Archive for Sunday, August 26, 2001

Trusty running game sparks Badgers

Wisconsin scraps spread offense in second half of 26-17 victory over Virginia

August 26, 2001


— Wisconsin used the spread offense to change things up, their traditional running game to win.

No. 22 Wisconsin finally rallied offensively in the second half Saturday after ditching the spread offense to beat Virginia 26-17 in the Eddie Robinson Classic.

"That's what we do. That's our offense," Alvarez said of the running game.

"And the spread is a compliment to that."

It looked more like a detriment in the first half as the Badgers struggled.

Brooks Bollinger was ineffective in the four-receiver sets Wisconsin (1-0) opened the game with and had already been spelled on two series by Jim Sorgi when he went down in the second quarter while scrambling to his right.

He had a contusion of the liver and was taken to a hospital, where he could stay overnight.

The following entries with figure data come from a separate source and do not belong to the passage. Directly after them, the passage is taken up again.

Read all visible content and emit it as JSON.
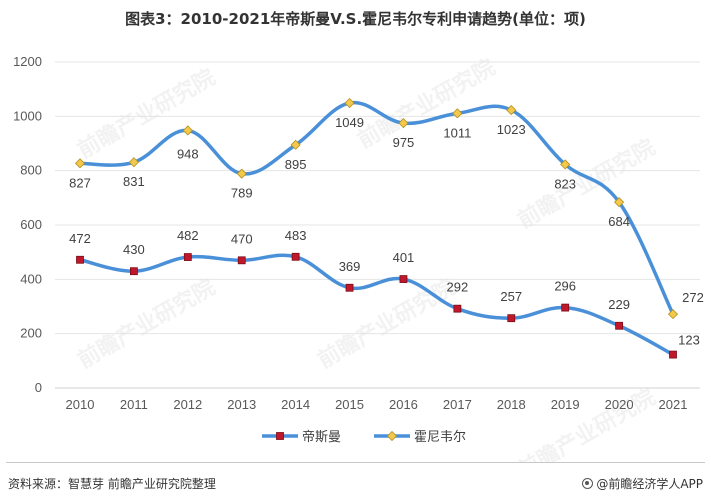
{
  "title": "图表3：2010-2021年帝斯曼V.S.霍尼韦尔专利申请趋势(单位：项)",
  "chart_data": {
    "type": "line",
    "title": "图表3：2010-2021年帝斯曼V.S.霍尼韦尔专利申请趋势(单位：项)",
    "categories": [
      "2010",
      "2011",
      "2012",
      "2013",
      "2014",
      "2015",
      "2016",
      "2017",
      "2018",
      "2019",
      "2020",
      "2021"
    ],
    "ylim": [
      0,
      1200
    ],
    "yticks": [
      0,
      200,
      400,
      600,
      800,
      1000,
      1200
    ],
    "grid": true,
    "legend_position": "bottom",
    "series": [
      {
        "name": "帝斯曼",
        "color": "#4a90d9",
        "marker": "square",
        "marker_color": "#c0182a",
        "values": [
          472,
          430,
          482,
          470,
          483,
          369,
          401,
          292,
          257,
          296,
          229,
          123
        ]
      },
      {
        "name": "霍尼韦尔",
        "color": "#4a90d9",
        "marker": "diamond",
        "marker_color": "#f2c94c",
        "values": [
          827,
          831,
          948,
          789,
          895,
          1049,
          975,
          1011,
          1023,
          823,
          684,
          272
        ]
      }
    ]
  },
  "footer": {
    "source": "资料来源：智慧芽 前瞻产业研究院整理",
    "brand": "@前瞻经济学人APP"
  },
  "watermark": "前瞻产业研究院"
}
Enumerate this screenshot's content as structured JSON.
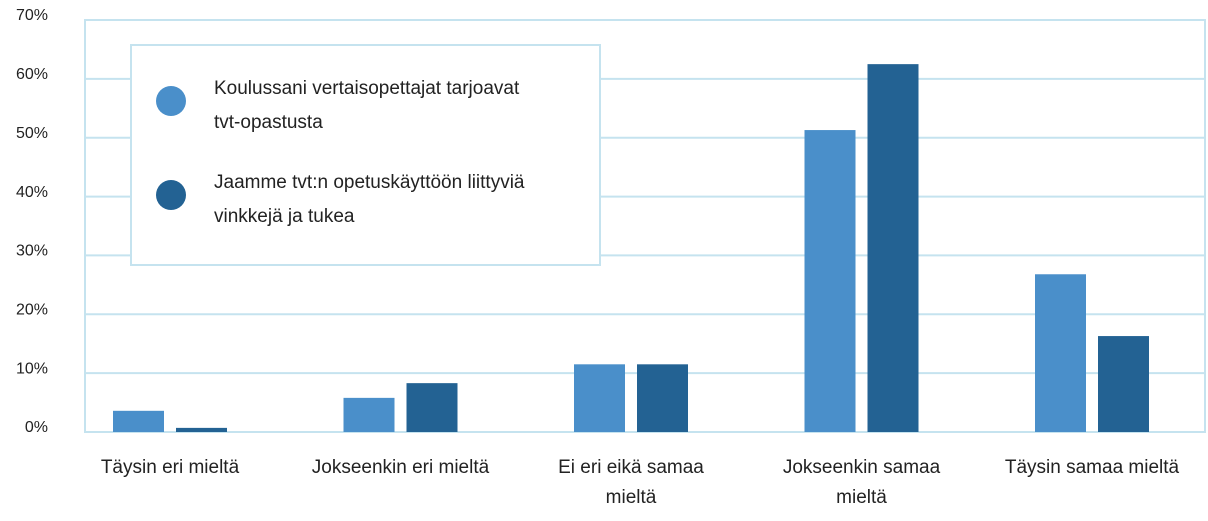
{
  "chart_data": {
    "type": "bar",
    "categories": [
      "Täysin eri mieltä",
      "Jokseenkin eri mieltä",
      "Ei eri eikä samaa mieltä",
      "Jokseenkin samaa mieltä",
      "Täysin samaa mieltä"
    ],
    "series": [
      {
        "name": "Koulussani vertaisopettajat tarjoavat tvt-opastusta",
        "color": "#4a8fca",
        "values": [
          3.6,
          5.8,
          11.5,
          51.3,
          26.8
        ]
      },
      {
        "name": "Jaamme tvt:n opetuskäyttöön liittyviä vinkkejä ja tukea",
        "color": "#236293",
        "values": [
          0.7,
          8.3,
          11.5,
          62.5,
          16.3
        ]
      }
    ],
    "ylim": [
      0,
      70
    ],
    "yticks": [
      {
        "value": 0,
        "label": "0%"
      },
      {
        "value": 10,
        "label": "10%"
      },
      {
        "value": 20,
        "label": "20%"
      },
      {
        "value": 30,
        "label": "30%"
      },
      {
        "value": 40,
        "label": "40%"
      },
      {
        "value": 50,
        "label": "50%"
      },
      {
        "value": 60,
        "label": "60%"
      },
      {
        "value": 70,
        "label": "70%"
      }
    ],
    "grid": true
  }
}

Sorgi wasn't much better in the spread as the two combined to go 5-of-15 for 41 yards in the first half. But after going back to the two tight end formations that Alvarez has used in his 11 years at Wisconsin to power the Badgers to three Rose Bowl wins, the offense finally got into a rhythm.

"I tried telling everybody this: It's just not lining up four wide receivers and everything opens up," Alvarez said. "You still have to execute, and you have to throw it well enough that people depart from the box."

Sorgi finished 5-of-11 for 150 yards with touchdown passes of 78 and 38 yards. The Badgers also rushed for 228 yards only 82 yards coming in the first half from the spread formation. Anthony Davis led the Badgers with 147 yards on 24 carries in his college debut.

"We forced them to go back to their power game, and they took advantage of it," Virginia cornerback Jamaine Winborne said. "I think we stayed with them until the switch."

The loss spoiled Al Groh's return to college after coaching the New York Jets last season. He started Matt Schaub at quarterback but went to Bryson Spinner after Schaub made several critical mistakes.

Schaub gave the Badgers' sputtering first-half offense several breaks, throwing two interceptions that Wisconsin turned into 10 points in the second quarter.

Both times he threw the ball right into the defenders' waiting hands. On the first, Ben Herbert intercepted the ball at the line of scrimmage and returned it to the 18. Jerone Pettus then ran around the left end for a 16-yard touchdown.

Schaub then threw the ball right to linebacker Nick Greisen, who returned it to the 7 before the Badgers had to settle for Mike Allen's field goal.

"We gave away 10 points on turnovers," Groh said. "Therein lies the story of the game."

The Cavaliers (0-1) also had a 74-yard touchdown on a screen pass called back for clipping and lost running back Antwoine Womack in the first quarter after he sprained his right ankle. Womack, who led the ACC in rushing last year, had seven carries for 18 yards when he left.

Schaub was 3-of-10 for 24 yards and was intercepted twice. Spinner was 10-of-22 for 154 yards and two touchdowns. But Groh said it was too early to tell who will start at quarterback when Virginia plays Richmond on Sept. 1.